Jedyna poważna wada tej nerki to bidon. Wygląda ładnie i ma ładne logo firmy nadrukowane na butelce. Na tym kończą się jego zalety. Bidon jest nieszczelny i przecieka ochlapując paskudnie nogi biegnącego. Próbowałem go zakręcać na różne sposoby, nic to nie dało. Nie jest też tak, że tylko mi trafił się jakiś feralny egzemplarz, użytkownicy jednego z biegowych forów też narzekają na przeciekające bidony New Balance. Oprócz przeciekania irytuje twardość ścianek butelki i toporność ustnika. Będąc już dobrze wymęczonym na treningu musiałem wkładać sporo siły w ściśnięcie butelki i dobranie się do wody. Tak być nie powinno. Po kilku próbach miałem firmowego bidonu serdecznie dosyć. W którymś momencie problem sam się rozwiązał: bidon pożarł mi pies. Nawet na niego nie nakrzyczałem. Dziś w miejsce oryginalnego bidonu używam zwykłych butelek po Powerade. Nie przeciekają i mają dużo bardziej miękkie ścianki. Pasują do kieszeni i sprawdzają się wyśmienicie.
Pozostało jeszcze słowo o trwałości. Po 10ciu miesiącach użytkowania nerka wygląda prawie jak nowa. Widać, że uszyta jest bardzo solidnie. Ślady użytkowania (lekkie przetarcia) widać tylko od wewnętrznej strony, na miejscu styku miękkiej wyściółki z ubraniem. Generalnie do trwałości nie mam zastrzeżeń.

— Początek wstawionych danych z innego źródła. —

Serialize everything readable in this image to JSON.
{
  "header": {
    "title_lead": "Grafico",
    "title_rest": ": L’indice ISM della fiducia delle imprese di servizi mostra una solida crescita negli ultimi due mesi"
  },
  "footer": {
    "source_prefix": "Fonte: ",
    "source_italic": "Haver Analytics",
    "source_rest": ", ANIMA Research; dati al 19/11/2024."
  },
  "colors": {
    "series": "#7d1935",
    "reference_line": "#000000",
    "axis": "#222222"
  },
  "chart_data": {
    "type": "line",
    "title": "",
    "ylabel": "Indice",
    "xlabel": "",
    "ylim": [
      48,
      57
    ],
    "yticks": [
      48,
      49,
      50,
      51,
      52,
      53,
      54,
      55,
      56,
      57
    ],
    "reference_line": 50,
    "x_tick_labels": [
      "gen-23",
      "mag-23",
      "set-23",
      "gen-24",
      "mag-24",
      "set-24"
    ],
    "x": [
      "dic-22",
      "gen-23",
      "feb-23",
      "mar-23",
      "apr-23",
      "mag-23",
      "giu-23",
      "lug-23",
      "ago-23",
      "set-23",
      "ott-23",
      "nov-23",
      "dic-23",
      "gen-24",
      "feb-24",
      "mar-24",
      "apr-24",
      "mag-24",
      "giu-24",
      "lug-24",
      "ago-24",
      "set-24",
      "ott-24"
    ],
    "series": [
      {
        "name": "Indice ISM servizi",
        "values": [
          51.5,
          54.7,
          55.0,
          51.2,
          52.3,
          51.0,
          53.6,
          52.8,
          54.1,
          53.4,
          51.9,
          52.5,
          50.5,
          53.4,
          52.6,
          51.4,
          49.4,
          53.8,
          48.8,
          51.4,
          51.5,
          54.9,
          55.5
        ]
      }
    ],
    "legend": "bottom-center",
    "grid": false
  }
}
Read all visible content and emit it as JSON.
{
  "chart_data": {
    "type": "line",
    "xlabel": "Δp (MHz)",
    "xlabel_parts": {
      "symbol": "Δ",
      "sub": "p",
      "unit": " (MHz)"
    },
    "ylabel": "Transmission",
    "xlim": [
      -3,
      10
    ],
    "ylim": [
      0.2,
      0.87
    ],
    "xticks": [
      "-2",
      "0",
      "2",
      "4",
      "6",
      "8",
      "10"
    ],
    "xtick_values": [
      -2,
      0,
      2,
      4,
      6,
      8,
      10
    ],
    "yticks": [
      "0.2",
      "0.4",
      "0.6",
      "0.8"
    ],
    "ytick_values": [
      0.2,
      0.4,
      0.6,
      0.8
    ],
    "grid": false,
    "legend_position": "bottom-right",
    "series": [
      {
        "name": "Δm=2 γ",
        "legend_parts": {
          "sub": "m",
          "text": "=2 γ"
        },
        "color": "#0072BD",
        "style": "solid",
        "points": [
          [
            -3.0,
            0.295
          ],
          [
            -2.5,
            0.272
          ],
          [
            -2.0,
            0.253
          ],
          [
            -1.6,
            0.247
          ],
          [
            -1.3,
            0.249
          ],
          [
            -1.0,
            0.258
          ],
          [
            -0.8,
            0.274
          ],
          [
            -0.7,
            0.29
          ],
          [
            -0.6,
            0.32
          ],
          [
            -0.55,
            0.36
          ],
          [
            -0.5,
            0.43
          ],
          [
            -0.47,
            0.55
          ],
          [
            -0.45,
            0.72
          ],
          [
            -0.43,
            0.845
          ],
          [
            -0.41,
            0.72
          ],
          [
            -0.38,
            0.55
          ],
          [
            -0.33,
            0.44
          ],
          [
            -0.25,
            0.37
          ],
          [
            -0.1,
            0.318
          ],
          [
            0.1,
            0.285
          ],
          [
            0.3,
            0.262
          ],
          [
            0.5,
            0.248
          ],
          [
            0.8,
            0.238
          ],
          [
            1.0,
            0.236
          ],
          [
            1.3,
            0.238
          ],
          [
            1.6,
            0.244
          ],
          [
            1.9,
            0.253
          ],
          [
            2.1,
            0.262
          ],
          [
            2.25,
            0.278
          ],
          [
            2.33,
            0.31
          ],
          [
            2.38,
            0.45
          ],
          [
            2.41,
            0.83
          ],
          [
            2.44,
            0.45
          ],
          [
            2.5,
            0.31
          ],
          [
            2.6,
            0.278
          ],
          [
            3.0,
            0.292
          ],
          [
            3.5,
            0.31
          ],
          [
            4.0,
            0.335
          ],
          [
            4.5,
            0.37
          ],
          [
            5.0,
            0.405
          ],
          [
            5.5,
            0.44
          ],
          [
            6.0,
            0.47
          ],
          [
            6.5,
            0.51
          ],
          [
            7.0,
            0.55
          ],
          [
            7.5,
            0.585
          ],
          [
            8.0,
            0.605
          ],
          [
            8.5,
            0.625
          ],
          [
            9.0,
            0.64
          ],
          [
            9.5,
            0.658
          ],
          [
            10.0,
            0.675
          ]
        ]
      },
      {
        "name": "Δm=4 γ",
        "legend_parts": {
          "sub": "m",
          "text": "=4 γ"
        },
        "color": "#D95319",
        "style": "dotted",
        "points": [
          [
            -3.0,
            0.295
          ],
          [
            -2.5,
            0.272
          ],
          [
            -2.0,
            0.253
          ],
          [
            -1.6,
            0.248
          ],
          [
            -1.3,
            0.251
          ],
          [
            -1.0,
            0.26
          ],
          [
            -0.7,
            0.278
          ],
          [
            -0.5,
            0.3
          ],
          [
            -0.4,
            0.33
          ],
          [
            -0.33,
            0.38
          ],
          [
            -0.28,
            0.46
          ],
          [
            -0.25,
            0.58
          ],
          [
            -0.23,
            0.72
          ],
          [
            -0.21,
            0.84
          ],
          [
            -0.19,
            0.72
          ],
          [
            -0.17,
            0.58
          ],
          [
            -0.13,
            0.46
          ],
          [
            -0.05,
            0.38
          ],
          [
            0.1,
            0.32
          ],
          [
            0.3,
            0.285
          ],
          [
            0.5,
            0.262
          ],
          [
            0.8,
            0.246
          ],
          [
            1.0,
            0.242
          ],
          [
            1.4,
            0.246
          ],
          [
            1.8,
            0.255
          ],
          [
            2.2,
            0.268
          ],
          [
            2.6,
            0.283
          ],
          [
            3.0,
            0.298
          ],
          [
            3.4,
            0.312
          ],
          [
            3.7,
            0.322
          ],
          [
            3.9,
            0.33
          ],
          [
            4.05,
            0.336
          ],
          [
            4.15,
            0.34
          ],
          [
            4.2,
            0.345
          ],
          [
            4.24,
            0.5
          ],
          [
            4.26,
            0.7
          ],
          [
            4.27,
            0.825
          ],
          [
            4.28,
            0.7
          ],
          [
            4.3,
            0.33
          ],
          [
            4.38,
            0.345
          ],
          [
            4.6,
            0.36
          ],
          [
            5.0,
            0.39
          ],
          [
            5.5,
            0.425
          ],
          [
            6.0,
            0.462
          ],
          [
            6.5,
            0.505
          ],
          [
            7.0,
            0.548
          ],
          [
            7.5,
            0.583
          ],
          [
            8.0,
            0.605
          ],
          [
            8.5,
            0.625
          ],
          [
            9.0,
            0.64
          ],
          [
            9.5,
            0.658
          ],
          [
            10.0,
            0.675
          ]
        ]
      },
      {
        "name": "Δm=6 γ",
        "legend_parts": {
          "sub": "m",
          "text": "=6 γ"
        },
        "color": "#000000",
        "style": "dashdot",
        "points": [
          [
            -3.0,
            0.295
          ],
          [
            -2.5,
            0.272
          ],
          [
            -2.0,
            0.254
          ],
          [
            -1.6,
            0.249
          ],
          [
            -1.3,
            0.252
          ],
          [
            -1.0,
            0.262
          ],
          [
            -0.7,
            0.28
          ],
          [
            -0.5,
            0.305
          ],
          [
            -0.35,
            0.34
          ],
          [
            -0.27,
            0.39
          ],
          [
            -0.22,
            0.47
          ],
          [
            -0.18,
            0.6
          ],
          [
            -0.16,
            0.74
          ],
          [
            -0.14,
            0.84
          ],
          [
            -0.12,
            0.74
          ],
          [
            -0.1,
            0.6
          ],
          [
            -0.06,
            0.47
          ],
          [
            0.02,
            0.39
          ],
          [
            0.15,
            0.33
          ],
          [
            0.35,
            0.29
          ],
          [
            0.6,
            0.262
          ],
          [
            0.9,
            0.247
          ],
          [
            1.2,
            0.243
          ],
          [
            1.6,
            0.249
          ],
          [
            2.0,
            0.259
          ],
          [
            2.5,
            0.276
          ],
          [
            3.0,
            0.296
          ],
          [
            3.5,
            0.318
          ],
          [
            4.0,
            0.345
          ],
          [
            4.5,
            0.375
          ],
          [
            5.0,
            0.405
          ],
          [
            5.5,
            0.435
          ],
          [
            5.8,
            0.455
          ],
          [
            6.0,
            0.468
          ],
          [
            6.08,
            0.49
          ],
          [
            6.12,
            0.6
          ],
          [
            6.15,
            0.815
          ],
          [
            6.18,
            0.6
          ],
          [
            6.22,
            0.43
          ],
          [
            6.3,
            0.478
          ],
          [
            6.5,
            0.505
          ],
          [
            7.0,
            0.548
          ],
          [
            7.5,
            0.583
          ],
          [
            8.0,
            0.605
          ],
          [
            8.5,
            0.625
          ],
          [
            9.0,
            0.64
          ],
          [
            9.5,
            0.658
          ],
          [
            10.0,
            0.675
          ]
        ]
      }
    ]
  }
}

Teraz podsumowanie. Czy warto zabierać nerkę na zawody? To trudne pytanie i nie potrafię jednoznacznie na nie odpowiedzieć. Sam zabrałem ją na maraton i było mi z tym dobrze. Dzięki niej zawsze miałem wodę pod ręką, nie tłoczyłem się przy stolikach na punktach odżywiania by sięgnąć po kubeczek wody. Nie potykałem się tam o innych zawodników, nie oblewałem wodą. Może być też sytuacja taka, że organizatorowi powinie się noga i nie dostarczy na czas wody do punktów odżywiania (vide Maraton Toruński 2007). Wtedy własna woda to prawdziwy skarb. Nad tymi zaletami wisi jednak poważny minus: dodatkowe 300 – 500 gram. Na trasie 42 km to jednak spory ciężar i ma wpływ na końcowy wynik. Nikt z czołówki z żadnymi bidonami nie biega, każdy ogranicza wagę do minimum. Biegają za to początkujący, amatorzy. Każdy sam musi sobie odpowiedzieć, czy warto zabierać nerkę na trasę. Wydaje się, że początkujący, biegnący na słabszy wynik mogą ją zabrać. Ci szybsi raczej sobie odpuszczą.
13 komentarzy:
Szkoda, że nie mam szczęścia do pasów biegowych. Mimo świetnego opisu nie zaufam także temu;)
No cóż, z tego co czytałem wolisz lekki plecak. A jak radzisz sobie z grzybieniem wnętrza bukłaka?
p.s. myślałem ostatnio o pasie na dwa bidony czyli takiej cięższej wersji nerki ale podejrzewam, że kilogram na pasie może być bardzo odczuwalny. Chyba plecak będzie lepszy.
Cały czas mam w planach zakup pasa ale ostatnio tak sobie pomyślałem, że:
Startujemy w setkach, a trening ma być specyficzny, tak? Jeśli więc robimy >20km wybieganie to dlaczego mamy biegać z pasem? Na zawodach zwykle używamy plecaków, biegajmy więc i z plecakiem na wybieganiach.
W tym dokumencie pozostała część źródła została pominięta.